Johnson and I are roughly the same age, of that generation whose first Barbies were the first Barbies — the pony-tailed, top-heavy, long-legged models who came with a strapless black-and-white striped bathing suit, but who had all sorts of glamorous outfits you could buy. In her engaging new memoir Enchanted Evening Barbie and the Second Coming, Johnson recounts the importance of Barbie to a growing girl back then, as well as other touchstones of her Southern childhood.

I can relate to a lot of it, from family trips in the station wagon to visit Southern Baptist relatives to the obsession with horses that resulted in a large collection of plastic ponies. She and her first husband actually owned and put out a weekly newspaper in the mid-1970s. It didn’t even last a year, but let let me tell you how many young journalism school grads had that dream and talked about it endlessly. So, yes, there’s a goodly dose of nostalgia for me in these pages, and you couldn’t ask for a better guide down memory lane than Johnson.
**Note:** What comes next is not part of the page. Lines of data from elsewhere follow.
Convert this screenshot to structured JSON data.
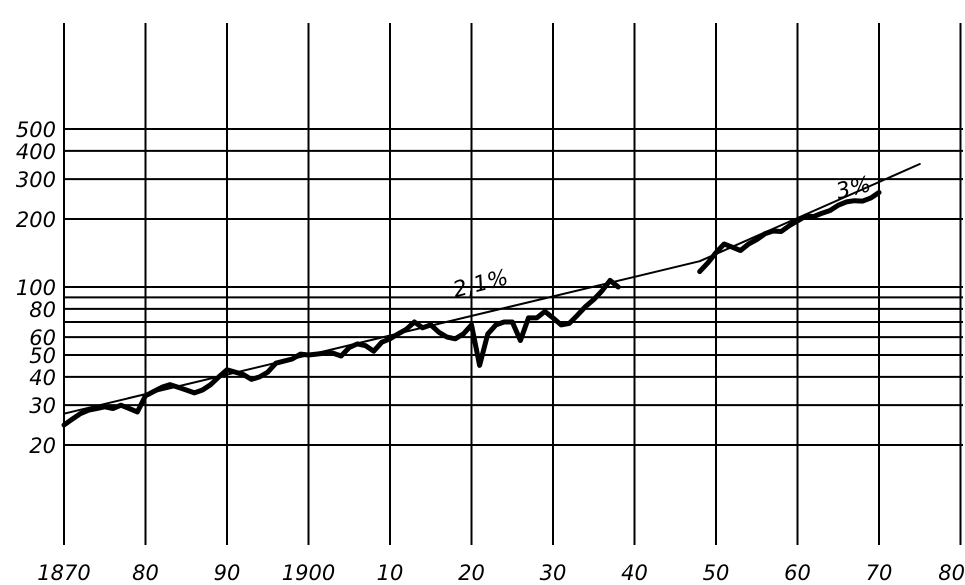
{
  "chart_data": {
    "type": "line",
    "title": "",
    "xlabel": "",
    "ylabel": "",
    "x_scale": "linear",
    "y_scale": "log",
    "xlim": [
      1870,
      1980
    ],
    "ylim": [
      20,
      500
    ],
    "grid": true,
    "y_ticks": [
      20,
      30,
      40,
      50,
      60,
      80,
      100,
      200,
      300,
      400,
      500
    ],
    "y_tick_labels": [
      "20",
      "30",
      "40",
      "50",
      "60",
      "80",
      "100",
      "200",
      "300",
      "400",
      "500"
    ],
    "x_ticks": [
      1870,
      1880,
      1890,
      1900,
      1910,
      1920,
      1930,
      1940,
      1950,
      1960,
      1970,
      1980
    ],
    "x_tick_labels": [
      "1870",
      "80",
      "90",
      "1900",
      "10",
      "20",
      "30",
      "40",
      "50",
      "60",
      "70",
      "80"
    ],
    "series": [
      {
        "role": "observed",
        "x": [
          1870,
          1871,
          1872,
          1873,
          1874,
          1875,
          1876,
          1877,
          1878,
          1879,
          1880,
          1881,
          1882,
          1883,
          1884,
          1885,
          1886,
          1887,
          1888,
          1889,
          1890,
          1891,
          1892,
          1893,
          1894,
          1895,
          1896,
          1897,
          1898,
          1899,
          1900,
          1901,
          1902,
          1903,
          1904,
          1905,
          1906,
          1907,
          1908,
          1909,
          1910,
          1911,
          1912,
          1913,
          1914,
          1915,
          1916,
          1917,
          1918,
          1919,
          1920,
          1921,
          1922,
          1923,
          1924,
          1925,
          1926,
          1927,
          1928,
          1929,
          1930,
          1931,
          1932,
          1933,
          1934,
          1935,
          1936,
          1937,
          1938
        ],
        "values": [
          24.5,
          26,
          27.5,
          28.5,
          29,
          29.5,
          29,
          30,
          29,
          28,
          33,
          34.5,
          36,
          37,
          36,
          35,
          34,
          35,
          37,
          40,
          43,
          42,
          41,
          39,
          40,
          42,
          46,
          47,
          48,
          50.5,
          50,
          50.5,
          51,
          51,
          49.5,
          54,
          56,
          55,
          52,
          57,
          59,
          62,
          65,
          70,
          66,
          68,
          63,
          60,
          59,
          62,
          68,
          45,
          62,
          68,
          70,
          70,
          58,
          73,
          73,
          78,
          73,
          68,
          69,
          75,
          82,
          88,
          96,
          107,
          100
        ]
      },
      {
        "role": "observed",
        "x": [
          1948,
          1949,
          1950,
          1951,
          1952,
          1953,
          1954,
          1955,
          1956,
          1957,
          1958,
          1959,
          1960,
          1961,
          1962,
          1963,
          1964,
          1965,
          1966,
          1967,
          1968,
          1969,
          1970
        ],
        "values": [
          117,
          128,
          142,
          155,
          150,
          145,
          155,
          162,
          172,
          177,
          176,
          187,
          196,
          206,
          205,
          212,
          218,
          230,
          238,
          241,
          240,
          248,
          262
        ]
      },
      {
        "role": "trend",
        "x": [
          1870,
          1948,
          1975
        ],
        "values": [
          27.5,
          130,
          350
        ]
      }
    ],
    "annotations": [
      {
        "text": "2,1%",
        "x": 1918,
        "y": 90
      },
      {
        "text": "3%",
        "x": 1965,
        "y": 245
      }
    ]
  }
}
Still, Johnson’s life and its lessons are distinctly her own, and there’s pure pleasure to be had in following her down the unfamiliar roads as well. Originally she set out to write a book about Christmas, and then real life intervened, the way it does, and everything changed. That book didn’t get written, but this one did, and she loosely uses different Christmases to chart the heartline of her life and career over the years. 

And always, there’s the telling phrase and/or anecdote. A young nephew  is “the neatest little thing, to boot, like a self-cleaning oven.” The pressure of writing four columns a week for the Atlanta paper brings only a few hours of relief before “the hot whips of panic” ensue, as she worries about what to write next.

I’m not worried. Whatever Rheta Grimsley Johnson wants to write is fine with me. I’ll read it.

Open Book: Enchanted Evening Barbie and the Second Coming: A Memoir by Rheta Grimsley Johnson is published by NewSouth Books, which sent me a galley as soon as publisher Suzanne La Rosa found out I’d started writing again.